Mr. Panizzi seems to be of opinion that Ariosto considered Mongrana as the same as Risa, or Reggio. Mongrana, or Reggio, then was the house of Rogero, and Clermont the house of Bradatnant.
But when by treachery perished Priam’s heir.
Stanza lxxxii. line 1.
“Ariosto, with the romantic writers in general, whenever the siege of Troy is alluded to in his poem, gives the story a partial turn in favour of the Trojans, from whose great hero Rogcro is said to derive his origin. In the xxxivth Book, he makes St. John impute the account given by Homer of the Grecian heroes and heroines to the venality of the poet. He always speaks of the death of Hector as brought about by treachery. To this we may observe, that our great countryman, Shakspeare, whose materials are often drawn from popular stories, particularly from an old story hook of the siege of Troy, has, in his Troilus and Cressida, represented the characters of the Trojans superior to the Greeks, and has made Achilles kill Hector at an unfair advantage.”—Hoole.
There left it to King Proteus, Egypt’s lord,
In ransom for his prisoned wife restored.
Stanza lxxxii. lines 7 and 8.
“Ariosto here alludes to a story of Helen told by Herodotus, that Paris, returning with Helen from Troy, was received by Proteus king of Egypt, who afterwards sending away Paris, detained Helen, with all her treasure, at his court; and Ariosto here relates, that she was ransomed by Menelaus for this tent, which he gave to Proteus.”—Hoole.
Here the three Graces in gay vesture gowned
Assisted the delivery of a queen.
Stanza lxxxv. lines 1 and 2.
“Leonora of Arragon, daughter of Ferdinando king of Naples, to whom the poet here gives the title of queen, married to duke Hercules I. by whom she had Hippolito of Este, Ariosto’s patron, whose birth is here celebrated.”—Hoole.
Deputed by Corvinus to desire
The tender infant from his princely sire.
Stanza lxxxvi. lines 7 and 8.
“Beatrice, sister of Leonora, and wife of the great Matteo Corvino king of Hungary, being without children, sent for young Hippolito from his parents; who, arriving in Hungary, was received by the king with every mark of esteem and affection: He afterwards made him archbishop of Strigonia, before he was eight years of age. Ludovico Sforza, called Il Moro, the duke of Milan, who had married Beatrice, the sister of Hippolito, hearing of his great virtues, procured for him the bishopric of Milan; after which, being very young, he was created cardinal, and taken to assist him in the government.”—Hoole.
There Fuscus, &c.
Stanza lxxxix. line 4.
“Tommaso Fusco, first tutor to Hippolito, and afterwards his private secretary. Cœlio Calcagnino dedicated to him his translation of Lucian.”—Hoole.

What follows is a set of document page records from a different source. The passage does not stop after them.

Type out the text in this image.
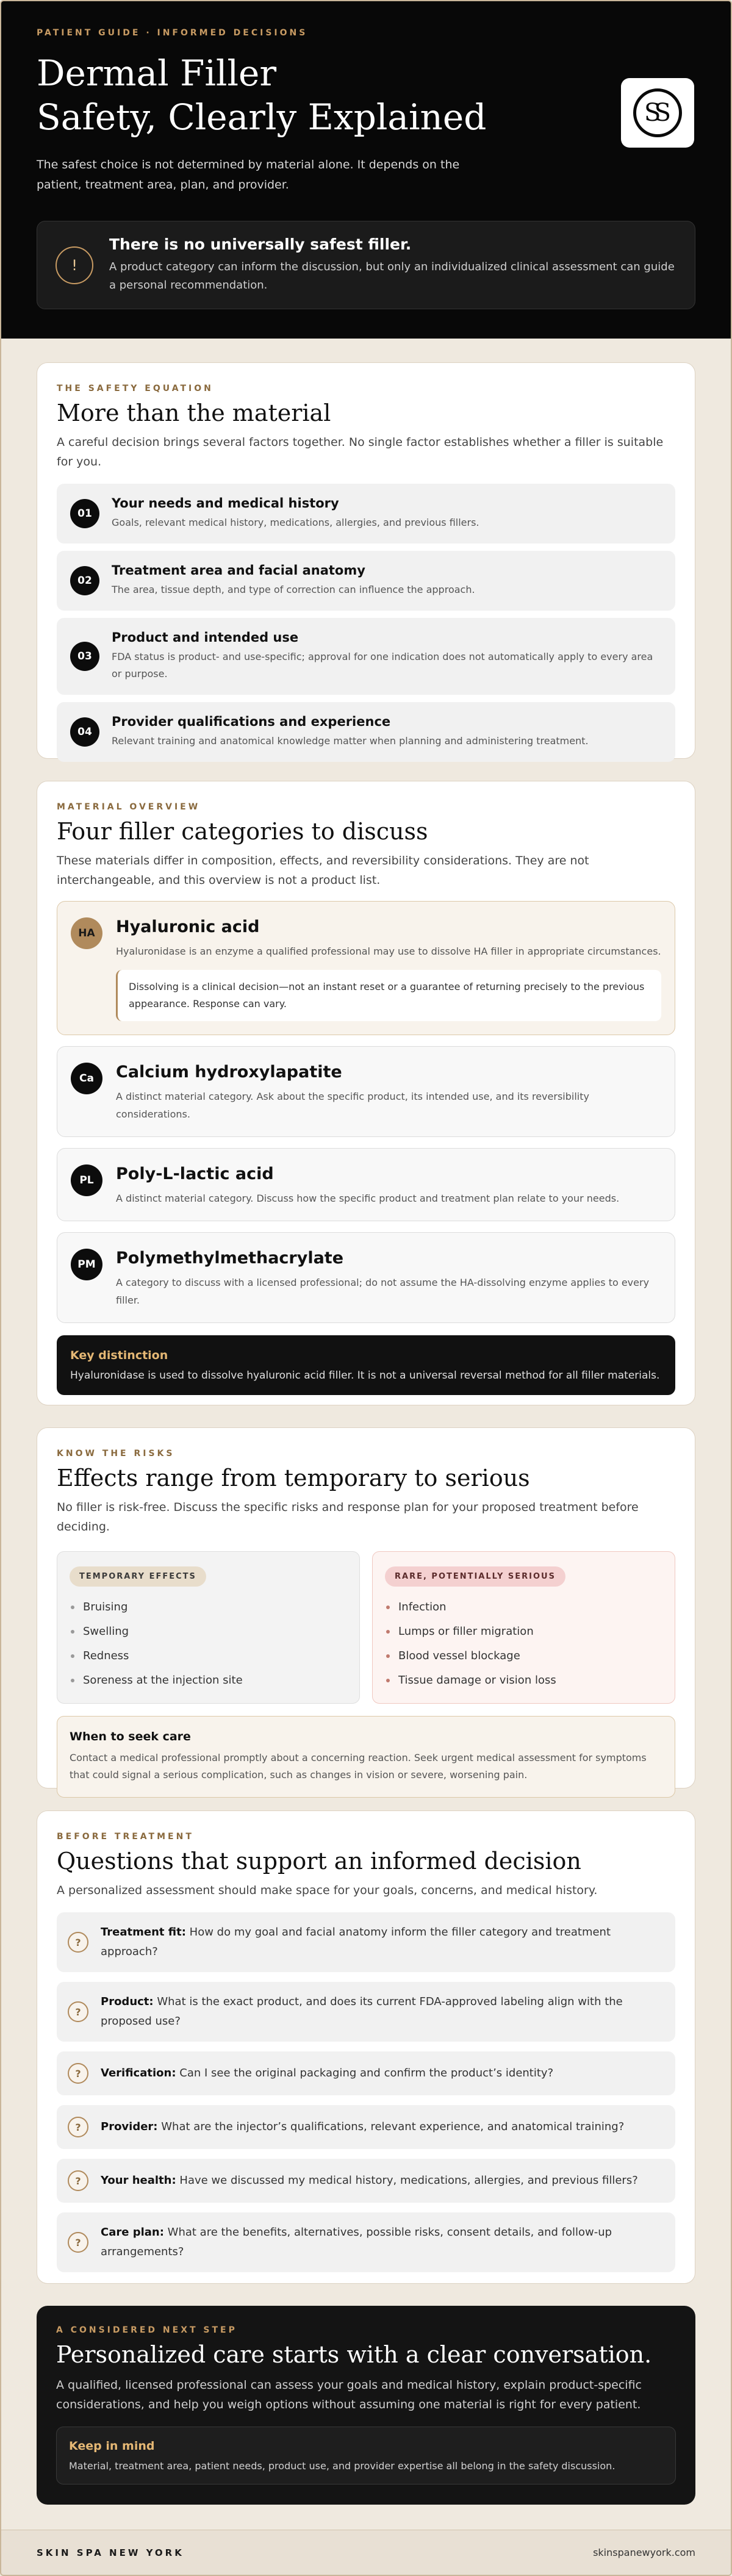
PATIENT GUIDE · INFORMED DECISIONS
Dermal Filler
Safety, Clearly Explained

The safest choice is not determined by material alone. It depends on the patient, treatment area, plan, and provider.

SS
!
There is no universally safest filler.
A product category can inform the discussion, but only an individualized clinical assessment can guide a personal recommendation.
THE SAFETY EQUATION
More than the material

A careful decision brings several factors together. No single factor establishes whether a filler is suitable for you.

01
Your needs and medical history
Goals, relevant medical history, medications, allergies, and previous fillers.
02
Treatment area and facial anatomy
The area, tissue depth, and type of correction can influence the approach.
03
Product and intended use
FDA status is product- and use-specific; approval for one indication does not automatically apply to every area or purpose.
04
Provider qualifications and experience
Relevant training and anatomical knowledge matter when planning and administering treatment.
MATERIAL OVERVIEW
Four filler categories to discuss

These materials differ in composition, effects, and reversibility considerations. They are not interchangeable, and this overview is not a product list.

HA	Hyaluronic acid
Hyaluronidase is an enzyme a qualified professional may use to dissolve HA filler in appropriate circumstances.
Dissolving is a clinical decision—not an instant reset or a guarantee of returning precisely to the previous appearance. Response can vary.
Ca	Calcium hydroxylapatite
A distinct material category. Ask about the specific product, its intended use, and its reversibility considerations.
PL	Poly-L-lactic acid
A distinct material category. Discuss how the specific product and treatment plan relate to your needs.
PM	Polymethylmethacrylate
A category to discuss with a licensed professional; do not assume the HA-dissolving enzyme applies to every filler.
Key distinction
Hyaluronidase is used to dissolve hyaluronic acid filler. It is not a universal reversal method for all filler materials.
KNOW THE RISKS
Effects range from temporary to serious

No filler is risk-free. Discuss the specific risks and response plan for your proposed treatment before deciding.

TEMPORARY EFFECTS
Bruising
Swelling
Redness
Soreness at the injection site
RARE, POTENTIALLY SERIOUS
Infection
Lumps or filler migration
Blood vessel blockage
Tissue damage or vision loss
When to seek care
Contact a medical professional promptly about a concerning reaction. Seek urgent medical assessment for symptoms that could signal a serious complication, such as changes in vision or severe, worsening pain.
BEFORE TREATMENT
Questions that support an informed decision

A personalized assessment should make space for your goals, concerns, and medical history.

?
Treatment fit: How do my goal and facial anatomy inform the filler category and treatment approach?
?
Product: What is the exact product, and does its current FDA-approved labeling align with the proposed use?
?	Verification: Can I see the original packaging and confirm the product’s identity?
?	Provider: What are the injector’s qualifications, relevant experience, and anatomical training?
?	Your health: Have we discussed my medical history, medications, allergies, and previous fillers?
?
Care plan: What are the benefits, alternatives, possible risks, consent details, and follow-up arrangements?
A CONSIDERED NEXT STEP
Personalized care starts with a clear conversation.

A qualified, licensed professional can assess your goals and medical history, explain product-specific considerations, and help you weigh options without assuming one material is right for every patient.

Keep in mind
Material, treatment area, patient needs, product use, and provider expertise all belong in the safety discussion.
SKIN SPA NEW YORK	skinspanewyork.com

In this part is the princely youth espied
With that unhappy duke, the Insubri’s head.
Stanza sciv. lines 1 and 2.
“Ludovico Sforza, duke of Milan, deposed by Louis XII.”—Hoole.
Upon those figures gazed the courtly crew.
Stanza xcviii. line 1.
“In the old poem of Aspramonte, is a description of the bridal bed of Rogero and Gallicella, the father and mother of our Rogero, from which, possibly, Ariosto might take his hint for the pavilion and bed here described. See Aspramonte, c. x.”—Hoole.
To font
Of fetid Acheron, and hell’s foul repair,
The indignant spirit fled.
Stanza cxl. lines 5, 6, 7.
Vitaque cum gemitu fugit indignata sub umbras.
Ariosto is particularly happy (as it appears to me) in this his last imitation, in which he has added the point of Virgil to the more satisfactory conclusion of the modern novellist. He leaves his readers satisfied. Would I could entertain such a hope, on thus finishing my task!